Iron ore prices stayed near $75 mark
Demand for iron ore was subdued as the domestic Chinese iron ore prices continued to decline and the interest waned in the seaborne material as the restocking of raw material feed is already done ahead on upcoming holidays in China.
Looking at the benchmark iron ore prices, Platts assessed the 62% Fe IODEX & TSI Iron Ore Fines at $74.60/dry mt CFR North China on Friday. Moreover, TSI 58% Fe Fines, 1.5% Al, CFR Qingdao port closed at $60.60/dmt.
China’s domestic iron ore
Domestic iron ore prices continued to inch lower as Chinese mills were eyeing cheaper substitutes such as lumps to feed their furnaces. Price spread between seaborne cargoes and port based material has narrowed down which have brought cost competitiveness to seaborne iron ore.
Platts assessed Chinese domestic 66% Fe concentrates at Yuan 700/dmt delivered to mills in Tangshan, down Yuan 10/dmt on the week. Meanwhile, Platts’ iron ore 62% Fe iron ore port stock index, or IOPEX North China, was assessed at Yuan 587/dmt FOT Friday, or at $75.14/dmt on an import parity basis, down Yuan 5/dmt day on day.
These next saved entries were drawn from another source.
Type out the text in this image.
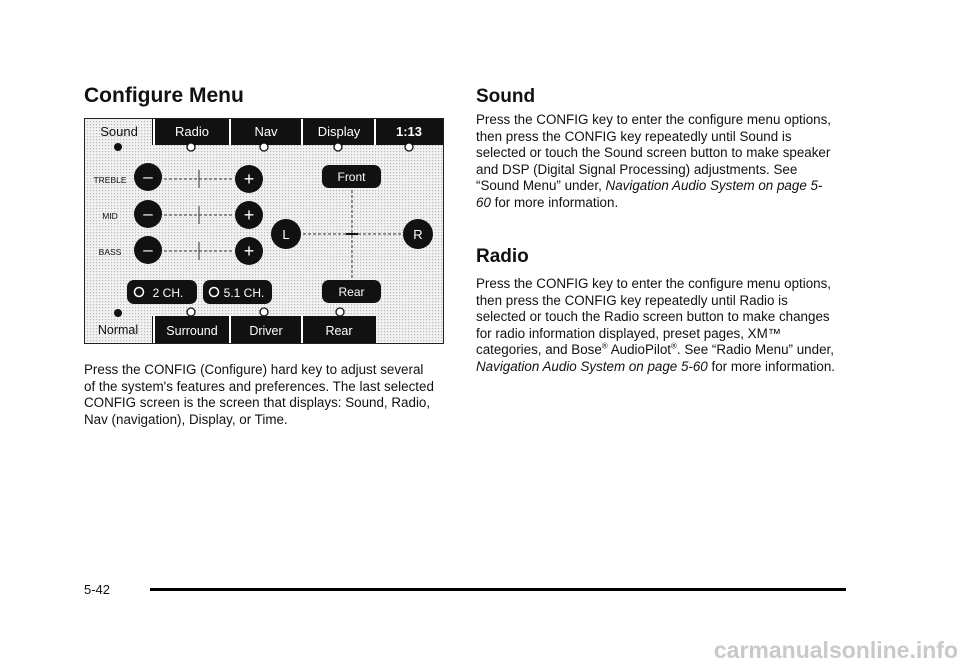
Configure Menu
Sound	Radio	Nav	Display	1:13
TREBLE
MID
BASS
–	+
–	+
–	+
Front
Rear
L	R
2 CH.	5.1 CH.
Normal Surround	Driver	Rear

Press the CONFIG (Configure) hard key to adjust several of the system's features and preferences. The last selected CONFIG screen is the screen that displays: Sound, Radio, Nav (navigation), Display, or Time.

Sound

Press the CONFIG key to enter the configure menu options, then press the CONFIG key repeatedly until Sound is selected or touch the Sound screen button to make speaker and DSP (Digital Signal Processing) adjustments. See “Sound Menu” under, Navigation Audio System on page 5-60 for more information.

Radio

Press the CONFIG key to enter the configure menu options, then press the CONFIG key repeatedly until Radio is selected or touch the Radio screen button to make changes for radio information displayed, preset pages, XM™ categories, and Bose® AudioPilot®. See “Radio Menu” under, Navigation Audio System on page 5-60 for more information.

5-42
carmanualsonline.info
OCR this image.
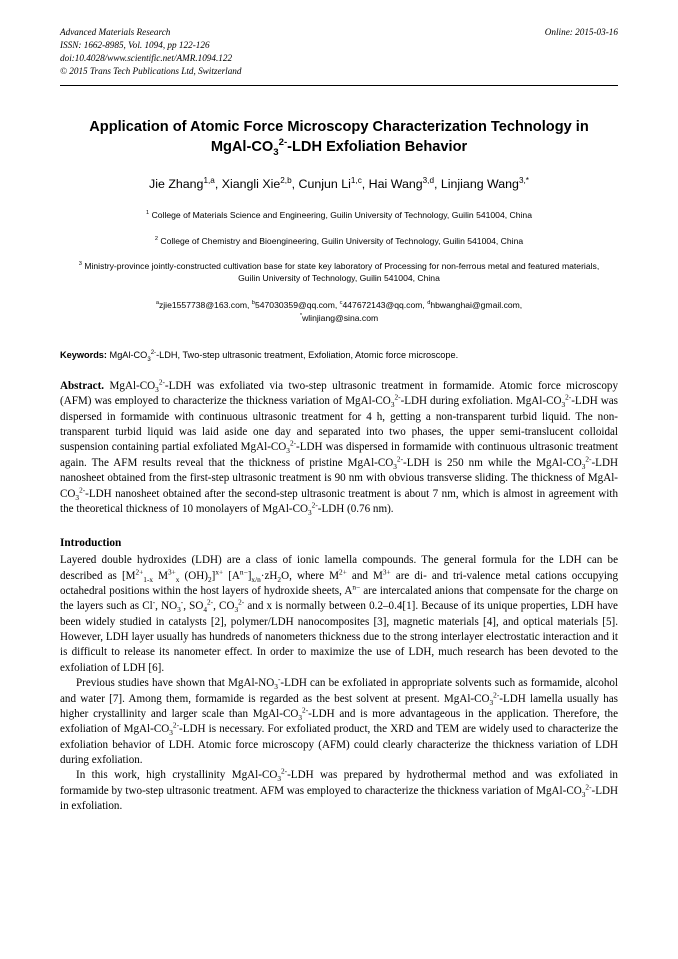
Advanced Materials Research
ISSN: 1662-8985, Vol. 1094, pp 122-126
doi:10.4028/www.scientific.net/AMR.1094.122
© 2015 Trans Tech Publications Ltd, Switzerland
Online: 2015-03-16
Application of Atomic Force Microscopy Characterization Technology in
MgAl-$CO_3^{2-}$-LDH Exfoliation Behavior
Jie Zhang$^{1,a}$, Xiangli Xie$^{2,b}$, Cunjun Li$^{1,c}$, Hai Wang$^{3,d}$, Linjiang Wang$^{3,*}$
$^1$ College of Materials Science and Engineering, Guilin University of Technology, Guilin 541004, China
$^2$ College of Chemistry and Bioengineering, Guilin University of Technology, Guilin 541004, China
$^3$ Ministry-province jointly-constructed cultivation base for state key laboratory of Processing for non-ferrous metal and featured materials, Guilin University of Technology, Guilin 541004, China
$^a$zjie1557738@163.com, $^b$547030359@qq.com, $^c$447672143@qq.com, $^d$hbwanghai@gmail.com,
*wlinjiang@sina.com
Keywords: MgAl-$CO_3^{2-}$-LDH, Two-step ultrasonic treatment, Exfoliation, Atomic force microscope.
Abstract. MgAl-$CO_3^{2-}$-LDH was exfoliated via two-step ultrasonic treatment in formamide. Atomic force microscopy (AFM) was employed to characterize the thickness variation of MgAl-$CO_3^{2-}$-LDH during exfoliation. MgAl-$CO_3^{2-}$-LDH was dispersed in formamide with continuous ultrasonic treatment for 4 h, getting a non-transparent turbid liquid. The non-transparent turbid liquid was laid aside one day and separated into two phases, the upper semi-translucent colloidal suspension containing partial exfoliated MgAl-$CO_3^{2-}$-LDH was dispersed in formamide with continuous ultrasonic treatment again. The AFM results reveal that the thickness of pristine MgAl-$CO_3^{2-}$-LDH is 250 nm while the MgAl-$CO_3^{2-}$-LDH nanosheet obtained from the first-step ultrasonic treatment is 90 nm with obvious transverse sliding. The thickness of MgAl-$CO_3^{2-}$-LDH nanosheet obtained after the second-step ultrasonic treatment is about 7 nm, which is almost in agreement with the theoretical thickness of 10 monolayers of MgAl-$CO_3^{2-}$-LDH (0.76 nm).
Introduction
Layered double hydroxides (LDH) are a class of ionic lamella compounds. The general formula for the LDH can be described as [$M^{2+}_{1-x}$ $M^{3+}_x$ $(OH)_2]^{x+}$ $[A^{n-}]_{x/n}\cdot zH_2O$, where $M^{2+}$ and $M^{3+}$ are di- and tri-valence metal cations occupying octahedral positions within the host layers of hydroxide sheets, $A^{n-}$ are intercalated anions that compensate for the charge on the layers such as Cl-, $NO_3^-$, $SO_4^{2-}$, $CO_3^{2-}$ and x is normally between 0.2–0.4[1]. Because of its unique properties, LDH have been widely studied in catalysts [2], polymer/LDH nanocomposites [3], magnetic materials [4], and optical materials [5]. However, LDH layer usually has hundreds of nanometers thickness due to the strong interlayer electrostatic interaction and it is difficult to release its nanometer effect. In order to maximize the use of LDH, much research has been devoted to the exfoliation of LDH [6].
Previous studies have shown that MgAl-$NO_3^-$-LDH can be exfoliated in appropriate solvents such as formamide, alcohol and water [7]. Among them, formamide is regarded as the best solvent at present. MgAl-$CO_3^{2-}$-LDH lamella usually has higher crystallinity and larger scale than MgAl-$CO_3^{2-}$-LDH and is more advantageous in the application. Therefore, the exfoliation of MgAl-$CO_3^{2-}$-LDH is necessary. For exfoliated product, the XRD and TEM are widely used to characterize the exfoliation behavior of LDH. Atomic force microscopy (AFM) could clearly characterize the thickness variation of LDH during exfoliation.
In this work, high crystallinity MgAl-$CO_3^{2-}$-LDH was prepared by hydrothermal method and was exfoliated in formamide by two-step ultrasonic treatment. AFM was employed to characterize the thickness variation of MgAl-$CO_3^{2-}$-LDH in exfoliation.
Futures saw trends reversing from the previous week as the bearishness seen in physical market was also visible in the paper trade.
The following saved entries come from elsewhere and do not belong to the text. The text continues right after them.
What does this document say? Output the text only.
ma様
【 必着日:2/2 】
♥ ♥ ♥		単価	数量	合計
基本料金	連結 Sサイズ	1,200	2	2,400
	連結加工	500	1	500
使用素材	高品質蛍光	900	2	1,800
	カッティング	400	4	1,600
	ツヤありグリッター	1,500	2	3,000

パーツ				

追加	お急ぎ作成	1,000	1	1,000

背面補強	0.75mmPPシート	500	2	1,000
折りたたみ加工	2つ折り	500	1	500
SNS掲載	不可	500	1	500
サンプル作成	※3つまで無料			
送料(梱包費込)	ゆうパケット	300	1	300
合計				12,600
Steel rebar futures also fell, with the most actively traded May contract on the Shanghai Futures Exchange last traded at Yuan 3,945/mt ($621.89/mt), down Yuan 21/mt on the day, and settled at Yuan 3,948/mt, down Yuan 10/mt over the same period.
Iron ore futures traded on the Dalian Commodity Exchange decreased Friday, with the most liquid May contract last trading at Yuan 519/dmt ($81.81/dmt), down Yuan 10.50/dmt day on day, and settling at Yuan 521.50/dmt, down Yuan 5.50/dmt over the same period.